Wednesday, March 20, 2013

What Haunted Me at 17


At seventeen I lived in a haunted house, but there were no ghosts.
It was the nineties, and the economy had gone to shit. So had my parents’ marriage.
We lived in a mini-mansion in an expensive horsey community in Southern California; from our backyard pool, I could hear the horses whinny down at the equestrian center and listen to the hollow pong of the tennis balls on the courts nearby.
When my mother left, she took with her my two younger siblings, both of the dogs, and almost all the furniture. She left my father to try to sell the place, gutted and hollow. I stayed with him.
One day I moved my stuff out of my bedroom and into the empty formal living room. It didn’t have a door, but it was so big, and I thought it would be cool—funny—to make it my room. I had the entire downstairs to myself. My dad’s bedroom was upstairs, at the end of the hallway. When he was upstairs and I was downstairs, I couldn’t even tell he was home.

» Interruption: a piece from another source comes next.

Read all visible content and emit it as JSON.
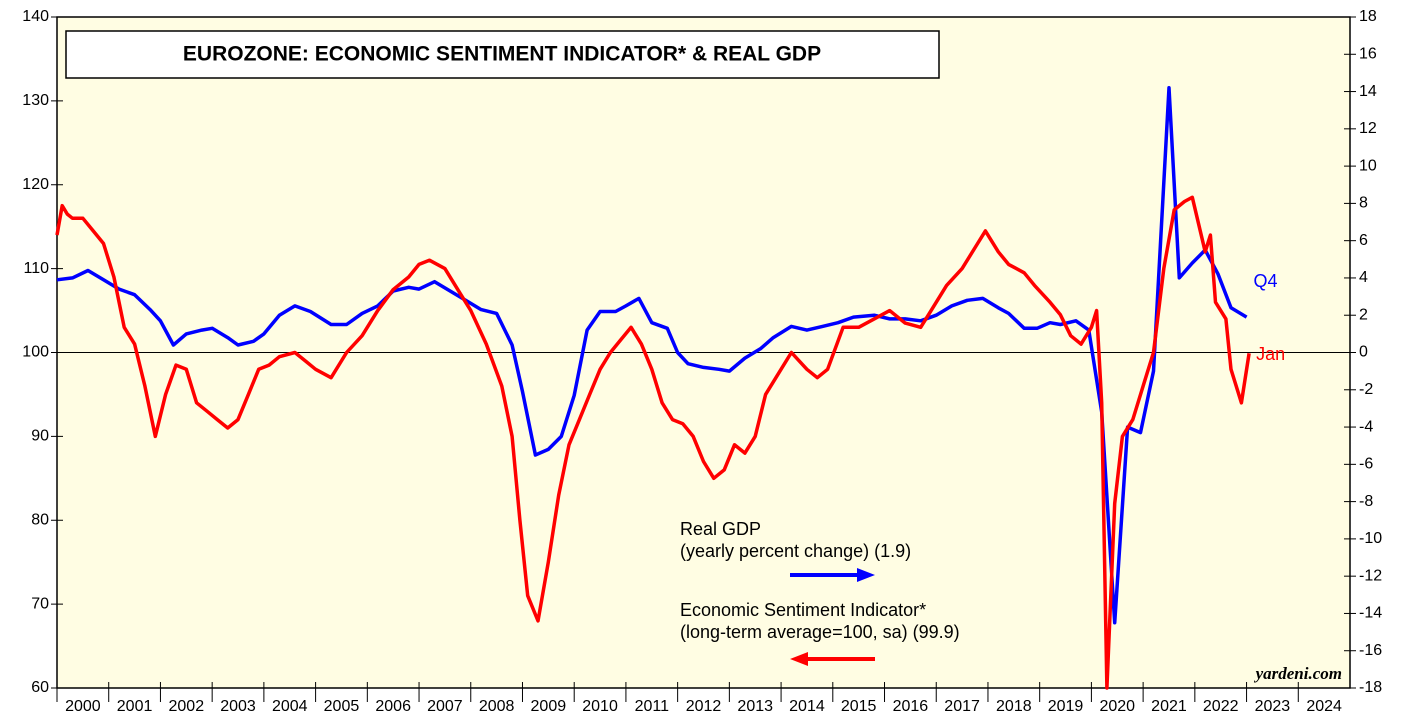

Most mornings, my dad left a twenty-dollar bill on the kitchen counter, and sometimes that would be all I saw of him for the day—his money.
It echoed, the house.
My best friend Shayna and I rifled through my dad’s pockets and drawers and found his stash, smoked it out back on the swing set. We wandered stoned through the empty rooms, turning cartwheels and talking about how cool it was—the space, the freedom. The weed.
Eventually Shayna would go home to her family for dinner and I would microwave something or decide I didn’t need to eat anyway because it would be good to lose a couple of pounds, to touch back down under one hundred and ten. I would flip through books or turn on the television for company. I would visit my little sister’s and brother’s bedrooms. I’d stare at the indentations in the carpet, where their furniture once had been.
I’d listen for the tinkle of dog tags, for claws against the marble floor in the foyer, for laughter or bickering or anything. That was what haunted me, when I was seventeen—the specter of my loneliness. The weight of absence. And in the vast space of it, I tried to become a ghost, starving the fat from my bones, floating my thoughts away on exhalations of smoke. I dared myself to disappear, too.